In some respects, the status of women in these countries has undergone a transformation in recent years. In Egypt up until 2000, a wife could not leave the country without her husband’s permission. Now women have greater freedom of movement. Tunisian women, unlike some of their Middle Eastern neighbors, can vote, they are allowed to have cars, and they have rights in the Parliament. Women in Libya can also vote. Here, in addition, equal pay for equal work and qualifications is a fundamental precept of female employment laws.

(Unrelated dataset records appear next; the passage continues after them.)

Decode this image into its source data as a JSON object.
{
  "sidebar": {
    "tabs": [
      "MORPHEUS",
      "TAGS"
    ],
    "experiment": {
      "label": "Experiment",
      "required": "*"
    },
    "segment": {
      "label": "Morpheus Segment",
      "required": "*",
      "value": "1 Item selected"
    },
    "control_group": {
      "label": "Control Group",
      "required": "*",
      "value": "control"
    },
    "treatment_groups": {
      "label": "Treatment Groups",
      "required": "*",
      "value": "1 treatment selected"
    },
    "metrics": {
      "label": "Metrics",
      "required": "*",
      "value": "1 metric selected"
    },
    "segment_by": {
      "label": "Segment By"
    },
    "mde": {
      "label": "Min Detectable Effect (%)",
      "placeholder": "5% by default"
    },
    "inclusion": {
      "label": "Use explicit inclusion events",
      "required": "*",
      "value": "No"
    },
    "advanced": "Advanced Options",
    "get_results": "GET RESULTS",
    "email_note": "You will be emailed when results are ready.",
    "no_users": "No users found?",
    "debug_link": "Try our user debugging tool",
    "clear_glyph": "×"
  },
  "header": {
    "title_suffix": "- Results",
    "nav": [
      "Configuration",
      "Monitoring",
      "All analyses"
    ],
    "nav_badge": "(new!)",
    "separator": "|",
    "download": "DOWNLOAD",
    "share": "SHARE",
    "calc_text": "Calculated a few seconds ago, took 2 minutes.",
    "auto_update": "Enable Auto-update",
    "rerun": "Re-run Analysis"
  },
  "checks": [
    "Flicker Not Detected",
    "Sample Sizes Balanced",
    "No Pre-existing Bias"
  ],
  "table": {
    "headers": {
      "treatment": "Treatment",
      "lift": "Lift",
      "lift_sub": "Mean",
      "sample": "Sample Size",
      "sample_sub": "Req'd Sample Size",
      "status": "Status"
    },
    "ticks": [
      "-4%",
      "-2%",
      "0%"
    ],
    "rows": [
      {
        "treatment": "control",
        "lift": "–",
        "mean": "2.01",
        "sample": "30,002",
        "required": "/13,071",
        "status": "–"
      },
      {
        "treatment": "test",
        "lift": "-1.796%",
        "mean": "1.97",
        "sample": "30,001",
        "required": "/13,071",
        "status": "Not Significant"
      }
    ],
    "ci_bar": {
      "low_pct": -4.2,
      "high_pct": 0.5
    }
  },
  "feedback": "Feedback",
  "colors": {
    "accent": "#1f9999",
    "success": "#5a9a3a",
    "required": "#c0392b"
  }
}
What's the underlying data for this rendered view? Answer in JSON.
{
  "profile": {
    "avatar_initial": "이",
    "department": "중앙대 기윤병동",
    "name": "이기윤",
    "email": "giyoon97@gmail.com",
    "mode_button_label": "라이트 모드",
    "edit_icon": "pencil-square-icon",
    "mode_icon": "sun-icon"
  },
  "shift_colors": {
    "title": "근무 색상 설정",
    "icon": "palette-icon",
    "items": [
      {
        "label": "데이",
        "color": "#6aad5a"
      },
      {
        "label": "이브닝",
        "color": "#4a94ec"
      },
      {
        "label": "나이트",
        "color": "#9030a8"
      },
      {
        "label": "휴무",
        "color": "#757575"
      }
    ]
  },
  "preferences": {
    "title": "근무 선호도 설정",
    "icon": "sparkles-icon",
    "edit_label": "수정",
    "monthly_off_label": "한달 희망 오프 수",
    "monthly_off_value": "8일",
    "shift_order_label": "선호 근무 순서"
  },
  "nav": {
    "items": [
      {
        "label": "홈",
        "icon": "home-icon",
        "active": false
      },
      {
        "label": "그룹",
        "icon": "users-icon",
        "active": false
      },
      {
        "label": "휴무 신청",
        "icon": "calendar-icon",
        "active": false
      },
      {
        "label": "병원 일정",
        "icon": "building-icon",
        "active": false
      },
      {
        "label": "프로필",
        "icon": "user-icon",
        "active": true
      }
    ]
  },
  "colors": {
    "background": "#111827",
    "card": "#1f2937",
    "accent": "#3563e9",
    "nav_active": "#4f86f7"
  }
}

Many of the liberties established for women by the likes of Ben Ali have been token at best, often serving as little more than a political tool giving legitimacy to these regimes. In Tunisia, for example, Ben Ali was able to fight Islamists by granting certain civil liberties to women. Nonetheless, it’s fair to say women’s statuses in these countries have improved.
The key question now is what will political reform in these countries mean for women’s future? With the dismantling of the political systems in Tunisia and Egypt, many are worried that their rights (however token) will be under threat. Tunisian women in particular fear they may lose the few rights they have if the once-banned Ennadha Islamist party reemerges as a major political force.
In Egypt, women’s political participation is a huge concern. Not one of the female champions of the Egyptian Revolution has a seat on the newly formed constitutional committee. Egypt is full of talented female academics, lawyers, and activists; yet none of them, some experts in constitutional law, have been enlisted to help in the aftermath of the revolution.
Middle Eastern women have played a vital role in speaking out against their regimes, and they must continue to ensure their voices are heard as clearly as they were during the protests. Women deserve their rightful place in the future political makeup of their countries. Their rights must also be protected. Only this way will the states of Egypt, Tunisia, and Libya, ever succeed in being truly democratic.